Kindertransport survivors to receive compensation for 80th anniversary

Julius Berman, President of the Conference on Jewish Material Claims Against Germany (Claims Conference), announced that an agreement has been negotiated between the Claims Conference and the German government for child survivors to receive compensation payments for the 80th anniversary of the Kindertransport.

“Our team has never given up hope that the moment would come when we could make this historic announcement,” Berman said.

The Kindertransport (German for “children’s transport”) is the name of a rescue operation that transported Jewish children under the age of 17 from Nazi Germany and the territories annexed by Austria and Czechoslovakia to the United Kingdom between December 1938 and the outbreak of World War II on September 1, 1939.

Following Kristallnacht in November 1938, the situation of Jews in Germany and throughout the Third Reich worsened. An appeal was made to the Prime Minister of the United Kingdom, Neville Chamberlain, to allow unaccompanied Jewish children, without their parents, into the safety of the United Kingdom.
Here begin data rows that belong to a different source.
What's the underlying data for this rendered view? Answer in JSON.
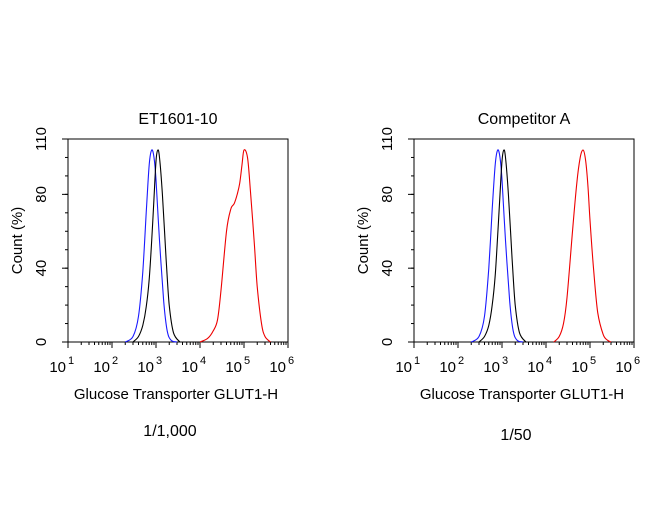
{
  "chart_data": [
    {
      "type": "line",
      "title": "ET1601-10",
      "xlabel": "Glucose Transporter GLUT1-H",
      "ylabel": "Count  (%)",
      "caption": "1/1,000",
      "x_scale": "log10",
      "xlim": [
        10,
        1000000
      ],
      "ylim": [
        0,
        110
      ],
      "x_ticks": [
        {
          "base": "10",
          "exp": "1"
        },
        {
          "base": "10",
          "exp": "2"
        },
        {
          "base": "10",
          "exp": "3"
        },
        {
          "base": "10",
          "exp": "4"
        },
        {
          "base": "10",
          "exp": "5"
        },
        {
          "base": "10",
          "exp": "6"
        }
      ],
      "y_ticks": [
        "0",
        "40",
        "80",
        "110"
      ],
      "grid": false,
      "series": [
        {
          "name": "blue",
          "color": "#1a1aff",
          "x": [
            200,
            300,
            400,
            500,
            600,
            700,
            800,
            900,
            1000,
            1200,
            1500,
            1800,
            2200,
            3000
          ],
          "y": [
            0,
            3,
            14,
            38,
            70,
            96,
            104,
            100,
            88,
            55,
            22,
            6,
            1,
            0
          ]
        },
        {
          "name": "black",
          "color": "#000000",
          "x": [
            300,
            400,
            500,
            600,
            700,
            800,
            900,
            1000,
            1100,
            1200,
            1400,
            1700,
            2000,
            2500,
            3500
          ],
          "y": [
            0,
            3,
            9,
            19,
            34,
            55,
            78,
            98,
            104,
            100,
            80,
            45,
            20,
            5,
            0
          ]
        },
        {
          "name": "red",
          "color": "#ee0000",
          "x": [
            10000,
            15000,
            20000,
            25000,
            30000,
            40000,
            50000,
            60000,
            70000,
            80000,
            90000,
            100000,
            120000,
            140000,
            170000,
            200000,
            250000,
            300000,
            400000
          ],
          "y": [
            0,
            2,
            6,
            12,
            28,
            60,
            72,
            75,
            80,
            86,
            96,
            104,
            100,
            82,
            55,
            30,
            10,
            3,
            0
          ]
        }
      ]
    },
    {
      "type": "line",
      "title": "Competitor A",
      "xlabel": "Glucose Transporter GLUT1-H",
      "ylabel": "Count  (%)",
      "caption": "1/50",
      "x_scale": "log10",
      "xlim": [
        10,
        1000000
      ],
      "ylim": [
        0,
        110
      ],
      "x_ticks": [
        {
          "base": "10",
          "exp": "1"
        },
        {
          "base": "10",
          "exp": "2"
        },
        {
          "base": "10",
          "exp": "3"
        },
        {
          "base": "10",
          "exp": "4"
        },
        {
          "base": "10",
          "exp": "5"
        },
        {
          "base": "10",
          "exp": "6"
        }
      ],
      "y_ticks": [
        "0",
        "40",
        "80",
        "110"
      ],
      "grid": false,
      "series": [
        {
          "name": "blue",
          "color": "#1a1aff",
          "x": [
            200,
            300,
            400,
            500,
            600,
            700,
            800,
            900,
            1000,
            1200,
            1500,
            1800,
            2200,
            3000
          ],
          "y": [
            0,
            3,
            14,
            40,
            72,
            96,
            104,
            100,
            88,
            55,
            22,
            6,
            1,
            0
          ]
        },
        {
          "name": "black",
          "color": "#000000",
          "x": [
            300,
            400,
            500,
            600,
            700,
            800,
            900,
            1000,
            1100,
            1200,
            1400,
            1700,
            2000,
            2500,
            3500
          ],
          "y": [
            0,
            3,
            9,
            20,
            36,
            58,
            80,
            98,
            104,
            100,
            80,
            45,
            20,
            5,
            0
          ]
        },
        {
          "name": "red",
          "color": "#ee0000",
          "x": [
            15000,
            20000,
            25000,
            30000,
            40000,
            50000,
            60000,
            70000,
            80000,
            90000,
            100000,
            120000,
            150000,
            200000,
            250000,
            300000
          ],
          "y": [
            0,
            3,
            10,
            24,
            60,
            86,
            100,
            104,
            98,
            84,
            66,
            40,
            16,
            4,
            1,
            0
          ]
        }
      ]
    }
  ]
}
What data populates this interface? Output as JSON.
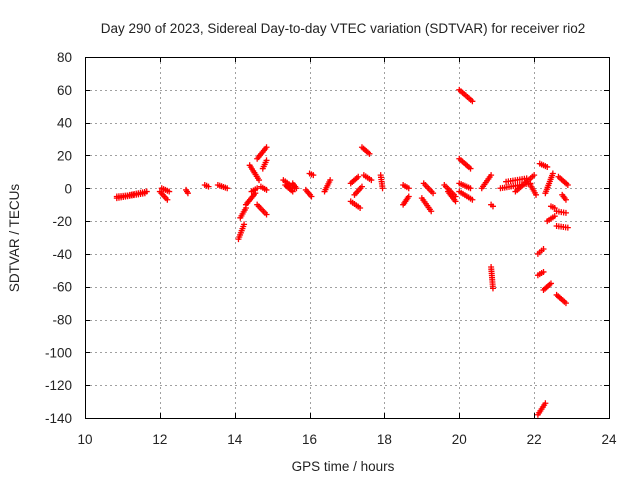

Ultimately, more than 10,000 children from Germany, Austria, and Czechoslovakia, Poland, and the Free City of Danzig were saved from a certain death by being transported into the UK. Almost all of the children, who were placed throughout Britain in homes, schools, and farms, were the only members of their families to survive the Holocaust.

Ambassador Stuart Eizenstat, Claims Conference Special Negotiator, said “This payment comes at a time when we are commemorating 80 years since these children took their fateful journey from Germany, Austria and Czechoslovakia to Britain. After having to endure a life forever severed from their parents and families, no one can ever profess to make them whole; they are receiving a small measure of justice.”
The Kindertransport Fund will be opened by the Claims Conference on January 1, 2019. As of this date, requests for compensation can be submitted for free, even in Israel, without the need for assistance from any party.

In the past, some Holocaust survivors received payment during the 1950s, but previous payments will not prevent those eligible to receive this new compensation. The criteria for receiving the compensation were determined by the German government.